We currently have the database built and setup in Microsoft SQL Server Management. We are very lost and confused on how to move forward from this point. We know we need to somehow get the database into the "data" directory and then create a connection string using IIS7, but none of our group members have ever worked with Microsoft products this in depth before.

Can anyone point me to any help tools or maybe post a fairly simple step-by-step guide for getting a database into the data directory and setting it up with a connection string/determining what that connection string would be?

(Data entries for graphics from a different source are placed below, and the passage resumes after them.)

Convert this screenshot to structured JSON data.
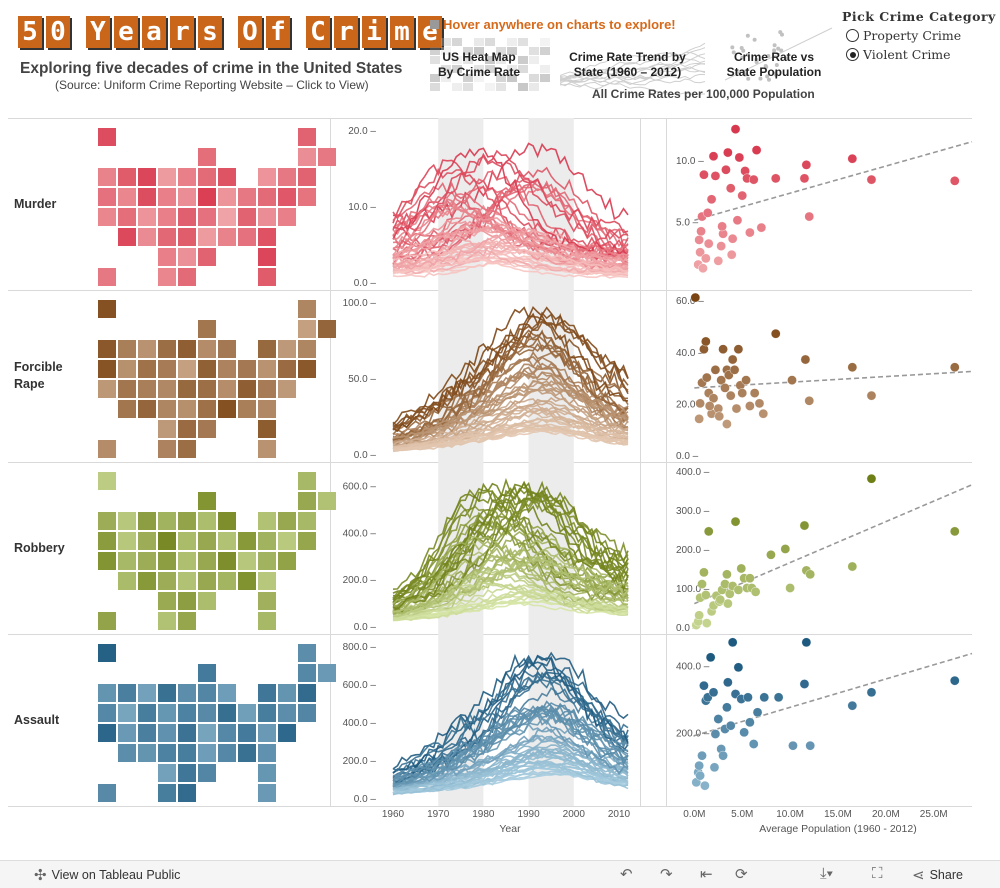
{
  "header": {
    "title": "50 Years Of Crime",
    "subtitle": "Exploring five decades of crime in the United States",
    "source": "(Source: Uniform Crime Reporting Website – Click to View)",
    "hover_hint": "Hover anywhere on charts to explore!",
    "nav": [
      {
        "line1": "US Heat Map",
        "line2": "By Crime Rate"
      },
      {
        "line1": "Crime Rate Trend by",
        "line2": "State (1960 – 2012)"
      },
      {
        "line1": "Crime Rate vs",
        "line2": "State Population"
      }
    ],
    "all_rates": "All Crime Rates per 100,000 Population"
  },
  "picker": {
    "title": "Pick Crime Category",
    "options": [
      "Property Crime",
      "Violent Crime"
    ],
    "selected": "Violent Crime"
  },
  "toolbar": {
    "view_label": "View on Tableau Public",
    "share_label": "Share",
    "icons": [
      "undo-icon",
      "redo-icon",
      "revert-icon",
      "download-icon",
      "fullscreen-icon",
      "share-icon"
    ]
  },
  "rows": [
    {
      "label": "Murder",
      "color_light": "#f7c6c3",
      "color_dark": "#d8384e"
    },
    {
      "label": "Forcible Rape",
      "color_light": "#e3c7b0",
      "color_dark": "#7a4413"
    },
    {
      "label": "Robbery",
      "color_light": "#d6e6a7",
      "color_dark": "#6e7f16"
    },
    {
      "label": "Assault",
      "color_light": "#a7cde0",
      "color_dark": "#1e5a80"
    }
  ],
  "chart_data": [
    {
      "type": "heatmap",
      "title": "US Heat Map By Crime Rate",
      "panels": [
        {
          "crime": "Murder",
          "state_intensity": [
            0.85,
            0.7,
            0.4,
            0.55,
            0.62,
            0.48,
            0.75,
            0.9,
            0.3,
            0.5,
            0.65,
            0.8,
            0.35,
            0.55,
            0.7,
            0.6,
            0.45,
            0.85,
            0.5,
            0.4,
            0.95,
            0.35,
            0.55,
            0.65,
            0.78,
            0.58,
            0.45,
            0.62,
            0.35,
            0.5,
            0.72,
            0.6,
            0.25,
            0.7,
            0.4,
            0.5,
            0.88,
            0.42,
            0.66,
            0.74,
            0.3,
            0.47,
            0.6,
            0.82,
            0.5,
            0.38,
            0.7,
            0.9,
            0.55,
            0.45,
            0.65,
            0.75
          ]
        },
        {
          "crime": "Forcible Rape",
          "state_intensity": [
            0.9,
            0.5,
            0.3,
            0.75,
            0.62,
            0.85,
            0.55,
            0.4,
            0.68,
            0.8,
            0.45,
            0.6,
            0.72,
            0.35,
            0.5,
            0.88,
            0.42,
            0.65,
            0.58,
            0.3,
            0.78,
            0.52,
            0.6,
            0.4,
            0.7,
            0.85,
            0.36,
            0.62,
            0.55,
            0.48,
            0.72,
            0.67,
            0.44,
            0.8,
            0.58,
            0.35,
            0.62,
            0.74,
            0.5,
            0.43,
            0.66,
            0.9,
            0.55,
            0.48,
            0.35,
            0.7,
            0.6,
            0.82,
            0.45,
            0.52,
            0.68,
            0.4
          ]
        },
        {
          "crime": "Robbery",
          "state_intensity": [
            0.25,
            0.45,
            0.6,
            0.35,
            0.8,
            0.55,
            0.3,
            0.7,
            0.5,
            0.65,
            0.4,
            0.85,
            0.35,
            0.6,
            0.45,
            0.72,
            0.3,
            0.55,
            0.9,
            0.42,
            0.6,
            0.35,
            0.75,
            0.5,
            0.28,
            0.62,
            0.8,
            0.45,
            0.55,
            0.7,
            0.38,
            0.6,
            0.85,
            0.3,
            0.5,
            0.66,
            0.42,
            0.75,
            0.55,
            0.35,
            0.6,
            0.48,
            0.82,
            0.3,
            0.58,
            0.7,
            0.4,
            0.52,
            0.65,
            0.35,
            0.62,
            0.45
          ]
        },
        {
          "crime": "Assault",
          "state_intensity": [
            0.95,
            0.55,
            0.6,
            0.45,
            0.72,
            0.5,
            0.68,
            0.38,
            0.8,
            0.55,
            0.62,
            0.42,
            0.75,
            0.5,
            0.85,
            0.6,
            0.35,
            0.7,
            0.48,
            0.65,
            0.58,
            0.82,
            0.4,
            0.7,
            0.55,
            0.62,
            0.9,
            0.45,
            0.68,
            0.52,
            0.78,
            0.36,
            0.6,
            0.72,
            0.45,
            0.88,
            0.55,
            0.5,
            0.65,
            0.7,
            0.42,
            0.6,
            0.8,
            0.52,
            0.38,
            0.75,
            0.62,
            0.48,
            0.58,
            0.7,
            0.85,
            0.45
          ]
        }
      ]
    },
    {
      "type": "line",
      "title": "Crime Rate Trend by State (1960 – 2012)",
      "xlabel": "Year",
      "x_ticks": [
        1960,
        1970,
        1980,
        1990,
        2000,
        2010
      ],
      "x_range": [
        1960,
        2012
      ],
      "shaded_periods": [
        [
          1970,
          1980
        ],
        [
          1990,
          2000
        ]
      ],
      "panels": [
        {
          "crime": "Murder",
          "ylim": [
            0,
            20
          ],
          "y_ticks": [
            "0.0",
            "10.0",
            "20.0"
          ],
          "state_count": 51,
          "peak_range": [
            2,
            19
          ],
          "peak_years": [
            1972,
            1980,
            1991
          ]
        },
        {
          "crime": "Forcible Rape",
          "ylim": [
            0,
            100
          ],
          "y_ticks": [
            "0.0",
            "50.0",
            "100.0"
          ],
          "state_count": 51,
          "peak_range": [
            5,
            98
          ],
          "peak_years": [
            1992
          ]
        },
        {
          "crime": "Robbery",
          "ylim": [
            0,
            650
          ],
          "y_ticks": [
            "0.0",
            "200.0",
            "400.0",
            "600.0"
          ],
          "state_count": 51,
          "peak_range": [
            5,
            640
          ],
          "peak_years": [
            1981,
            1991
          ]
        },
        {
          "crime": "Assault",
          "ylim": [
            0,
            800
          ],
          "y_ticks": [
            "0.0",
            "200.0",
            "400.0",
            "600.0",
            "800.0"
          ],
          "state_count": 51,
          "peak_range": [
            10,
            780
          ],
          "peak_years": [
            1993
          ]
        }
      ]
    },
    {
      "type": "scatter",
      "title": "Crime Rate vs State Population",
      "xlabel": "Average Population (1960 - 2012)",
      "x_ticks": [
        "0.0M",
        "5.0M",
        "10.0M",
        "15.0M",
        "20.0M",
        "25.0M"
      ],
      "xlim": [
        -1.5,
        29
      ],
      "panels": [
        {
          "crime": "Murder",
          "ylim": [
            0,
            13
          ],
          "y_ticks": [
            "5.0",
            "10.0"
          ],
          "trend": [
            5.1,
            0.22
          ],
          "points": [
            [
              0.4,
              1.5
            ],
            [
              0.6,
              2.5
            ],
            [
              0.5,
              3.5
            ],
            [
              0.7,
              4.2
            ],
            [
              0.8,
              5.4
            ],
            [
              1.0,
              8.8
            ],
            [
              1.2,
              2.0
            ],
            [
              1.5,
              3.2
            ],
            [
              1.8,
              6.8
            ],
            [
              2.0,
              10.3
            ],
            [
              2.2,
              8.7
            ],
            [
              2.5,
              1.8
            ],
            [
              2.8,
              3.0
            ],
            [
              3.0,
              4.0
            ],
            [
              3.3,
              9.2
            ],
            [
              3.5,
              10.6
            ],
            [
              3.8,
              7.7
            ],
            [
              4.0,
              3.6
            ],
            [
              4.3,
              12.5
            ],
            [
              4.5,
              5.1
            ],
            [
              4.7,
              10.2
            ],
            [
              5.0,
              7.1
            ],
            [
              5.3,
              9.1
            ],
            [
              5.5,
              8.5
            ],
            [
              5.8,
              4.1
            ],
            [
              6.2,
              8.4
            ],
            [
              6.5,
              10.8
            ],
            [
              7.0,
              4.5
            ],
            [
              8.5,
              8.5
            ],
            [
              11.5,
              8.5
            ],
            [
              11.7,
              9.6
            ],
            [
              12.0,
              5.4
            ],
            [
              16.5,
              10.1
            ],
            [
              18.5,
              8.4
            ],
            [
              27.2,
              8.3
            ],
            [
              3.9,
              2.3
            ],
            [
              2.9,
              4.6
            ],
            [
              1.4,
              5.7
            ],
            [
              0.9,
              1.2
            ]
          ]
        },
        {
          "crime": "Forcible Rape",
          "ylim": [
            0,
            62
          ],
          "y_ticks": [
            "0.0",
            "20.0",
            "40.0",
            "60.0"
          ],
          "trend": [
            26,
            0.22
          ],
          "points": [
            [
              0.1,
              61
            ],
            [
              0.5,
              14
            ],
            [
              0.6,
              20
            ],
            [
              0.8,
              28
            ],
            [
              1.0,
              41
            ],
            [
              1.2,
              44
            ],
            [
              1.3,
              30
            ],
            [
              1.5,
              24
            ],
            [
              1.8,
              16
            ],
            [
              2.0,
              22
            ],
            [
              2.2,
              33
            ],
            [
              2.5,
              18
            ],
            [
              2.8,
              29
            ],
            [
              3.0,
              41
            ],
            [
              3.2,
              26
            ],
            [
              3.4,
              33
            ],
            [
              3.6,
              31
            ],
            [
              3.8,
              23
            ],
            [
              4.0,
              37
            ],
            [
              4.2,
              33
            ],
            [
              4.4,
              18
            ],
            [
              4.6,
              41
            ],
            [
              4.8,
              27
            ],
            [
              5.0,
              24
            ],
            [
              5.4,
              29
            ],
            [
              5.8,
              19
            ],
            [
              6.3,
              24
            ],
            [
              6.8,
              20
            ],
            [
              7.2,
              16
            ],
            [
              8.5,
              47
            ],
            [
              10.2,
              29
            ],
            [
              11.6,
              37
            ],
            [
              12.0,
              21
            ],
            [
              16.5,
              34
            ],
            [
              18.5,
              23
            ],
            [
              27.2,
              34
            ],
            [
              2.6,
              15
            ],
            [
              1.6,
              19
            ],
            [
              3.4,
              12
            ]
          ]
        },
        {
          "crime": "Robbery",
          "ylim": [
            0,
            410
          ],
          "y_ticks": [
            "0.0",
            "100.0",
            "200.0",
            "300.0",
            "400.0"
          ],
          "trend": [
            60,
            10.5
          ],
          "points": [
            [
              0.2,
              5
            ],
            [
              0.4,
              14
            ],
            [
              0.5,
              30
            ],
            [
              0.6,
              75
            ],
            [
              0.8,
              110
            ],
            [
              1.0,
              140
            ],
            [
              1.2,
              82
            ],
            [
              1.5,
              245
            ],
            [
              1.8,
              40
            ],
            [
              2.0,
              55
            ],
            [
              2.3,
              80
            ],
            [
              2.6,
              65
            ],
            [
              2.9,
              95
            ],
            [
              3.2,
              110
            ],
            [
              3.4,
              135
            ],
            [
              3.7,
              85
            ],
            [
              4.0,
              105
            ],
            [
              4.3,
              270
            ],
            [
              4.6,
              95
            ],
            [
              4.9,
              150
            ],
            [
              5.2,
              125
            ],
            [
              5.5,
              100
            ],
            [
              6.0,
              100
            ],
            [
              6.4,
              90
            ],
            [
              8.0,
              185
            ],
            [
              9.5,
              200
            ],
            [
              10.0,
              100
            ],
            [
              11.5,
              260
            ],
            [
              11.7,
              145
            ],
            [
              12.1,
              135
            ],
            [
              16.5,
              155
            ],
            [
              18.5,
              380
            ],
            [
              27.2,
              245
            ],
            [
              3.5,
              60
            ],
            [
              2.7,
              70
            ],
            [
              1.3,
              10
            ],
            [
              5.8,
              125
            ]
          ]
        },
        {
          "crime": "Assault",
          "ylim": [
            0,
            480
          ],
          "y_ticks": [
            "200.0",
            "400.0"
          ],
          "trend": [
            190,
            8.5
          ],
          "points": [
            [
              0.2,
              50
            ],
            [
              0.4,
              80
            ],
            [
              0.5,
              100
            ],
            [
              0.6,
              70
            ],
            [
              0.8,
              130
            ],
            [
              1.0,
              340
            ],
            [
              1.2,
              295
            ],
            [
              1.4,
              305
            ],
            [
              1.7,
              425
            ],
            [
              2.0,
              320
            ],
            [
              2.2,
              195
            ],
            [
              2.5,
              240
            ],
            [
              2.8,
              150
            ],
            [
              3.0,
              130
            ],
            [
              3.2,
              210
            ],
            [
              3.5,
              350
            ],
            [
              3.8,
              220
            ],
            [
              4.0,
              470
            ],
            [
              4.3,
              315
            ],
            [
              4.6,
              395
            ],
            [
              4.9,
              300
            ],
            [
              5.2,
              200
            ],
            [
              5.6,
              305
            ],
            [
              6.2,
              165
            ],
            [
              6.6,
              260
            ],
            [
              7.3,
              305
            ],
            [
              8.8,
              305
            ],
            [
              10.3,
              160
            ],
            [
              11.5,
              345
            ],
            [
              11.7,
              470
            ],
            [
              12.1,
              160
            ],
            [
              16.5,
              280
            ],
            [
              18.5,
              320
            ],
            [
              27.2,
              355
            ],
            [
              3.4,
              275
            ],
            [
              2.1,
              95
            ],
            [
              1.1,
              40
            ],
            [
              5.8,
              230
            ]
          ]
        }
      ]
    }
  ]
}
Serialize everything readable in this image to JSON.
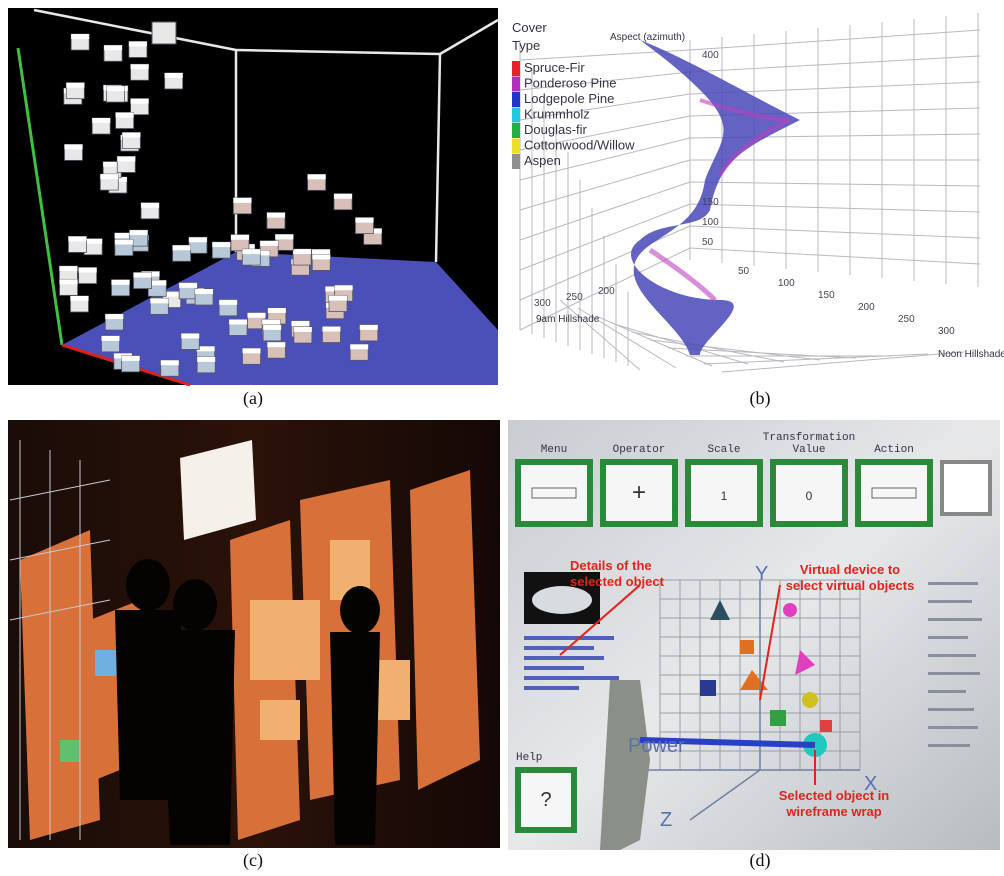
{
  "panels": [
    {
      "caption": "(a)"
    },
    {
      "caption": "(b)",
      "legend_title": [
        "Cover",
        "Type"
      ],
      "legend": [
        {
          "name": "Spruce-Fir",
          "color": "#e8202a"
        },
        {
          "name": "Ponderoso Pine",
          "color": "#b030c0"
        },
        {
          "name": "Lodgepole Pine",
          "color": "#2434c8"
        },
        {
          "name": "Krummholz",
          "color": "#20c8e0"
        },
        {
          "name": "Douglas-fir",
          "color": "#20b040"
        },
        {
          "name": "Cottonwood/Willow",
          "color": "#e8e020"
        },
        {
          "name": "Aspen",
          "color": "#909090"
        }
      ],
      "axis_labels": {
        "z": "Aspect (azimuth)",
        "x": "9am Hillshade",
        "y": "Noon Hillshade"
      },
      "z_ticks": [
        "400",
        "150",
        "100",
        "50"
      ],
      "x_ticks": [
        "300",
        "250",
        "200"
      ],
      "y_ticks": [
        "50",
        "100",
        "150",
        "200",
        "250",
        "300"
      ]
    },
    {
      "caption": "(c)"
    },
    {
      "caption": "(d)",
      "buttons": [
        {
          "title": [
            "Menu"
          ],
          "content": ""
        },
        {
          "title": [
            "Operator"
          ],
          "content": "+"
        },
        {
          "title": [
            "Scale"
          ],
          "content": "1"
        },
        {
          "title": [
            "Transformation",
            "Value"
          ],
          "content": "0"
        },
        {
          "title": [
            "Action"
          ],
          "content": ""
        }
      ],
      "help": {
        "title": "Help",
        "content": "?"
      },
      "annotations": [
        [
          "Details of the",
          "selected object"
        ],
        [
          "Virtual device to",
          "select virtual objects"
        ],
        [
          "Selected object in",
          "wireframe wrap"
        ]
      ],
      "axis_letters": {
        "y": "Y",
        "x": "X",
        "z": "Z",
        "power": "Power"
      }
    }
  ]
}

I would be GREATLY appreciative. If I need to rebuild the database I and perform some steps in the beginning of implementing the database schema for it to be in the data directory, I can delete the database and start over. I'm just extremely confused on how to get this database to where we can access it via a connection string.

Thank you very much.

Kyle


----------



## deserttech (Apr 19, 2011)

I think this link may help you.
http://www.microsoft.com/downloads/en/details.aspx?FamilyID=08E52AC2-1D62-45F6-9A4A-4B76A8564A2B

And this link is for a Microsoft Database Publishing Wizard
http://www.microsoft.com/downloads/...C5-BF17-42E0-A410-371A838E570A&displaylang=en

And these guys are all about connection strings
http://www.connectionstrings.com/access

Cheers


----------



## IsolatedSnail (Nov 7, 2009)

Hey, I really appreciate the links. We were actually able to work out our problems the next day with the help of one of my friends who is the server admin for a small company. We were using SQL Express instead of the full blown SQL. Which apparently, most server admins know that SQL Express doesn't automatically allow you to connect remotely. You have to change a few settings and turn off some firewalls. No one in my group realized that, I guess it's a live and learn type of thing. I did go read through your links though, they are still extremely helpful. 

Thanks again for the help!


----------